The sticker on the back did say "Customer.. The Laminex group ltd" so seems like they were outsourced.

----------


## arms

> Whoever Laminex sub them out to.. do a good job. They are well packed with plastic corners and bubble wrap, cut mm perfect, they also supply some strips of laminate. 
> They route the joins at no extra charge and they line up perfectly.
> But I suppose you're paying pretty good money forn the "custom made" service.

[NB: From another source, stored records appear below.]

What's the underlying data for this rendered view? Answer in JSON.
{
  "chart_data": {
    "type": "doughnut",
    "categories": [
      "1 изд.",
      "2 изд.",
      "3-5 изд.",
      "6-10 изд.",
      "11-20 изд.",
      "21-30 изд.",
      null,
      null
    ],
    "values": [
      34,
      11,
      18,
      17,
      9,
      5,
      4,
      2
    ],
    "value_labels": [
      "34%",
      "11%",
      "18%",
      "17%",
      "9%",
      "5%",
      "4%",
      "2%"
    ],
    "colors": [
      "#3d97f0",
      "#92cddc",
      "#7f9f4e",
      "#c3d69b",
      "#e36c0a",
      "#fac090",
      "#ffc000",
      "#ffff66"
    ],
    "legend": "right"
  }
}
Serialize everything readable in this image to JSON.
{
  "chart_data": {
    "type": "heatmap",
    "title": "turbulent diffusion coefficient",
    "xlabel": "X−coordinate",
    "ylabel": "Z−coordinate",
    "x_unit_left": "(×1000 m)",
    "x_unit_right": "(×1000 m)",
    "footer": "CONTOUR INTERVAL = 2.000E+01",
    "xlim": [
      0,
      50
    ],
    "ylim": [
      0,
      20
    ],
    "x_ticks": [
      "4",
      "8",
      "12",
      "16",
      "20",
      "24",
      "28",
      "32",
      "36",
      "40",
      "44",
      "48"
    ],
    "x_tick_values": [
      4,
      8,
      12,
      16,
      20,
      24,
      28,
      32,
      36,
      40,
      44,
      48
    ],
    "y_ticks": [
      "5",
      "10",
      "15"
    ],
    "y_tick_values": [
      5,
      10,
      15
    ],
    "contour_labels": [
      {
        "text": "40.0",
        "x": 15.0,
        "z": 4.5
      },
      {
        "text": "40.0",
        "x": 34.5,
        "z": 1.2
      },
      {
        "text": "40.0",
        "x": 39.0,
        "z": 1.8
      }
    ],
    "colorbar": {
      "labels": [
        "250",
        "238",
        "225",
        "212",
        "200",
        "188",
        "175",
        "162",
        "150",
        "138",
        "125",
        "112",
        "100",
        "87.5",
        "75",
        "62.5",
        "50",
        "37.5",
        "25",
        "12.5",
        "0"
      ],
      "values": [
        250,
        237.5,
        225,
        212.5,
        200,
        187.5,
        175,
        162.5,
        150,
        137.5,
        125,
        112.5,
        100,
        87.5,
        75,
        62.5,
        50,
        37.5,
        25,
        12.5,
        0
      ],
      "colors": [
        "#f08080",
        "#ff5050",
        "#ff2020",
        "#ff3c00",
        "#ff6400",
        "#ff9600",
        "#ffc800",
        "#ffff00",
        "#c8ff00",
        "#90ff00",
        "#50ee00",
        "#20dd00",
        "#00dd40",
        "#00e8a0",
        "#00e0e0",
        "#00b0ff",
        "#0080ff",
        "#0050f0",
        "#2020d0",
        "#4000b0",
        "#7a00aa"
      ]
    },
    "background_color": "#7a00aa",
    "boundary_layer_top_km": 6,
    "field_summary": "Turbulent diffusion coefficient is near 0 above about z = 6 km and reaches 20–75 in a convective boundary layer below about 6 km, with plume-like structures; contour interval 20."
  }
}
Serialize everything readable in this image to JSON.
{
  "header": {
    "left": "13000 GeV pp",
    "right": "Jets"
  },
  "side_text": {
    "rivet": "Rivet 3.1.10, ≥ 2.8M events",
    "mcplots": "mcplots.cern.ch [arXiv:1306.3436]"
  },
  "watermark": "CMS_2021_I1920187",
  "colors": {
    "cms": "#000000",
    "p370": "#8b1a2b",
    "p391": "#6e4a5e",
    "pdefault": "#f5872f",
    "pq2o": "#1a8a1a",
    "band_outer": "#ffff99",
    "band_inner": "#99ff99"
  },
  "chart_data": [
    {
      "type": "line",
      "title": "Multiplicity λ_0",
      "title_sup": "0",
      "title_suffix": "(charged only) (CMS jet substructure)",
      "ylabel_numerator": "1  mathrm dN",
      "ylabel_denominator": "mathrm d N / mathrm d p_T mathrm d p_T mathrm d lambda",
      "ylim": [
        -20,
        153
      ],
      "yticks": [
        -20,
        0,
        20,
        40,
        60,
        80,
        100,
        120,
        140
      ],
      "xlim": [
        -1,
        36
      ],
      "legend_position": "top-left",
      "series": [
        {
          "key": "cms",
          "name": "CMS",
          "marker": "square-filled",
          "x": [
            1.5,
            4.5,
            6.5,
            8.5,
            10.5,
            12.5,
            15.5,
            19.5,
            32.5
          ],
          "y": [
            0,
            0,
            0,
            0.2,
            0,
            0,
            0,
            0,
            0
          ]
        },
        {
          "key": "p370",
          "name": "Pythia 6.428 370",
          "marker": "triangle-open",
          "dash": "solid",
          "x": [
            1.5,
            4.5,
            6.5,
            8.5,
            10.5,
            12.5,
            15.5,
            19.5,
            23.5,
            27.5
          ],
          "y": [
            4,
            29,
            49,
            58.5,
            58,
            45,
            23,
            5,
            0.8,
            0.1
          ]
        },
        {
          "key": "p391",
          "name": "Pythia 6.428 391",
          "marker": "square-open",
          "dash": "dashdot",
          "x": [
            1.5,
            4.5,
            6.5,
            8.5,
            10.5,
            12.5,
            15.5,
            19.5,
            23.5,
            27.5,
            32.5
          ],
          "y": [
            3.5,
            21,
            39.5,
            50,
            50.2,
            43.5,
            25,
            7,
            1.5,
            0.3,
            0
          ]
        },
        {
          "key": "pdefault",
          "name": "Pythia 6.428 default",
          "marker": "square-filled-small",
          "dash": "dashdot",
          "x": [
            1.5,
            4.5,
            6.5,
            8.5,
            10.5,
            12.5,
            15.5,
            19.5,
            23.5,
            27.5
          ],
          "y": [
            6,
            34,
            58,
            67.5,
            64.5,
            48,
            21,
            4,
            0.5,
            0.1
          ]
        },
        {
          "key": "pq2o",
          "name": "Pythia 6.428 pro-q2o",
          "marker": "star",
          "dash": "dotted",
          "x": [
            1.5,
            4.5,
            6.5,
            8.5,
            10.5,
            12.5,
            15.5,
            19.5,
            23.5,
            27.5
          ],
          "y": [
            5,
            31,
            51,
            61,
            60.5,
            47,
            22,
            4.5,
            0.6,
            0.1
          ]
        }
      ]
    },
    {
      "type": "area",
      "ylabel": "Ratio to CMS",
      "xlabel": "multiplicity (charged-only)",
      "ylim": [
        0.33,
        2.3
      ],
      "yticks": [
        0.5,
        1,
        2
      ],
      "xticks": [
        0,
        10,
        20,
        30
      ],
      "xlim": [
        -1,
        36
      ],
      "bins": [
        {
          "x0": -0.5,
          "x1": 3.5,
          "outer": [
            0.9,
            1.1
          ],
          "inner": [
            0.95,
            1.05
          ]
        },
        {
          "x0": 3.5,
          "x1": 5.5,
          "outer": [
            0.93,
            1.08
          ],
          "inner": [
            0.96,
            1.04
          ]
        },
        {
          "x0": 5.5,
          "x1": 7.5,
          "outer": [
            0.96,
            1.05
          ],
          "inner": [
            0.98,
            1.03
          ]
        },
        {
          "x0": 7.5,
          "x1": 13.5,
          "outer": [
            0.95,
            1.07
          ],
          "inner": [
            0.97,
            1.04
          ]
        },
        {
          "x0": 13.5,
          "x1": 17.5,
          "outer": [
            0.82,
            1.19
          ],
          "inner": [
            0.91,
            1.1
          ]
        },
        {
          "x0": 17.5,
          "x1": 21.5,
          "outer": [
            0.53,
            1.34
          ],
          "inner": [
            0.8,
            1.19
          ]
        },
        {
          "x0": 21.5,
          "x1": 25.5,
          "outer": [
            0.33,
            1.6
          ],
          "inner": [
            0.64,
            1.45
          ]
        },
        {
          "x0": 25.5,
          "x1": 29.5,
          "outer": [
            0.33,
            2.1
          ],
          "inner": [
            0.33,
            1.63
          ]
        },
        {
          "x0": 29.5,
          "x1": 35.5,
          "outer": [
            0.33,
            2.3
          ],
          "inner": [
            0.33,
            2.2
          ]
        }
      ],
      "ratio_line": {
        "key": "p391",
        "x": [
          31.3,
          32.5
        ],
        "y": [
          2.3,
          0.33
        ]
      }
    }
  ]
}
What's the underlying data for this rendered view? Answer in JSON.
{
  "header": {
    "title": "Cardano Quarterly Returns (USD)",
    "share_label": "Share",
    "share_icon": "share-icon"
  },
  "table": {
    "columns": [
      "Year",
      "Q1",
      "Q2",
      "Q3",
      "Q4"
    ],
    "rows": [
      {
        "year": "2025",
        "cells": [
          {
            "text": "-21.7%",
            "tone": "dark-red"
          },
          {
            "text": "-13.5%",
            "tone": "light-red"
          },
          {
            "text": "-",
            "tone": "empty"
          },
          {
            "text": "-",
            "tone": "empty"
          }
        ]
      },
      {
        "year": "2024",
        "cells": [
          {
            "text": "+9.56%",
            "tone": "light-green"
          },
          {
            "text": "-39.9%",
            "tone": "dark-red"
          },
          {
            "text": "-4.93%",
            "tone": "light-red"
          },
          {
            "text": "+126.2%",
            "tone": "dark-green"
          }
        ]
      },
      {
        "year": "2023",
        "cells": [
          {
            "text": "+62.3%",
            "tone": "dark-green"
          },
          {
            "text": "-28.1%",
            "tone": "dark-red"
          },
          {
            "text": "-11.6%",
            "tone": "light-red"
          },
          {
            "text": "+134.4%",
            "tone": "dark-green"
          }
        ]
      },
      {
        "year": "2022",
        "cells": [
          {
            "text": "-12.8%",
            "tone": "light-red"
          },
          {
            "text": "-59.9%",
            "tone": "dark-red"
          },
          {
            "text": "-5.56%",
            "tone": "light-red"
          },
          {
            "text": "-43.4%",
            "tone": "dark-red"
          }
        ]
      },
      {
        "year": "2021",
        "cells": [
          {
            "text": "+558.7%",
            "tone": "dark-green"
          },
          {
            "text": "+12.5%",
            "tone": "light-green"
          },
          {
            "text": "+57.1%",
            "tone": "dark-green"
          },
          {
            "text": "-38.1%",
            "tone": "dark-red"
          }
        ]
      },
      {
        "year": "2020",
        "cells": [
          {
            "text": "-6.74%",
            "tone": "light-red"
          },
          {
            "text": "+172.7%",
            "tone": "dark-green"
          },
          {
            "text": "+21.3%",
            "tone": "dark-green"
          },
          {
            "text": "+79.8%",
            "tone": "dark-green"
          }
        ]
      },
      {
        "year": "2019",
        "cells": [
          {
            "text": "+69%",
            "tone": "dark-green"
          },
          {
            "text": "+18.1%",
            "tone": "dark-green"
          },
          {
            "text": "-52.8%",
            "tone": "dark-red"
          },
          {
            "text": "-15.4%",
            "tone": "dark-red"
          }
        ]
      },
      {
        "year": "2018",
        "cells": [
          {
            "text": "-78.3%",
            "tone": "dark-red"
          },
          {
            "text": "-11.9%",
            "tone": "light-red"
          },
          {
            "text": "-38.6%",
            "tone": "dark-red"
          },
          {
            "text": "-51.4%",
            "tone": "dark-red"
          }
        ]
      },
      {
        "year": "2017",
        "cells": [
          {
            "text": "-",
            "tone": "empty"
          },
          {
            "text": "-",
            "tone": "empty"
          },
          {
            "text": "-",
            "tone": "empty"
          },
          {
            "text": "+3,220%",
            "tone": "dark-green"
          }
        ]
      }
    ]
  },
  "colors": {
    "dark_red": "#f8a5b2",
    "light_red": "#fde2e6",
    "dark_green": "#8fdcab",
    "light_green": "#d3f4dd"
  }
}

  you get nothing for nothing nowadays

----------


## UteMad

the few times i have been forced to deal with these types of kitchens we have set up a router and routered the join as per normal then used a conventional bench top joiners.. you have to router the side of the long side of the join back the the point of no bullnose or pencil round to get a proffessional joint.. its a fair bit of stuffing around and if the customer doesn't already have the stuff i'd push for a bench top company to supply already jointed as its prob cheaper and definately quicker  
cheers utemad

----------


## dazzler

Our montelli benchtops came with butchers mitres already done.  Top job!

----------


## arms

> Our montelli benchtops came with butchers mitres already done. Top job!

  
you will probably find that they are masons mitres ,what has a butcher got to do with joints (aside from knee joints)???????????????????/

----------


## dazzler

> you will probably find that they are masons mitres ,what has a butcher got to do with joints (aside from knee joints)???????????????????/

  It had butchers mitres written on the  quote!  
But who gives a rats...the things fit and it didnt take a professional to fit em and ordered them from a general hardware store. 
Next time I will remember to get them to email you to check with you.

----------


## arms

> It had butchers mitres written on the quote!  
> But who gives a rats...the things fit and it didnt take a professional to fit em and ordered them from a general hardware store. 
> Next time I will remember to get them to email you to check with you.

  i,d appreciate that ,we cant have different names for the same thing happening ,now can we  :Doh:  :Doh:  :Doh:

----------